Edelstein, like the show’s character Sam, who ran the bar, knows his customers well. Their frequent requests for a trending favorite became the impetus behind the “Locals Only” cocktail, a fusion of muddled strawberries, simple syrup, and Tito’s Vodka, with fresh-squeezed lemon and garnished with a sugar rim.
“It tastes like… “I’ll have another one of those,’” the barman quipped.
The view of the marina from the bar, with boats bobbing on the sun-kissed water and a ood of natural light streaming through large picture windows, creates a feeling of being one with marine nature, but there’s also a dozen TVs for those who can tear their eyes away from the view.
Edelstein, who dreams of owning his own restaurant one day, worked previously at Bourbon Street Bar and Grille in New York City. Mindful of the skills that got him to his new Beach Tavern position, he explained that “I’m hands on and take care of situations.”
He’s behind the bar Thursday through Sunday, working alongside other starters to up the stakes on their bartending repertoire.
As cooler weather approaches, Beach Tavern’s cocktail menu has been crafted to include house infused pumpkin-spice and walnut flavors.
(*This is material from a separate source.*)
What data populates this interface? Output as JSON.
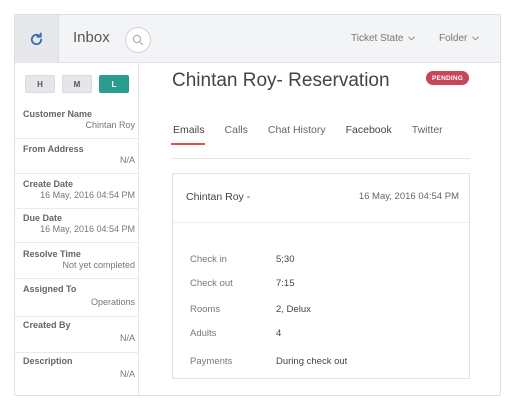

“But we don’t want to over mix,” said Edelstein. “Simplicity is the way to go,” but added that a twist is always welcome, such as in one of his top sellers, the BT Brooklyn, mixed with Baby Hudson rye whiskey, a dash of walnut bitters, and amaretto—and taking its cue from the legendary Manhattan cocktail.
The mixologist also takes pride in gently reinventing other standards, including the Old Fashioned. His warm and fuzzy remix, renamed “El Fashioned” (see recipe at left) by bartender Brian Rosenberg, is a smooth invitation to relax after a long day at work or on the water.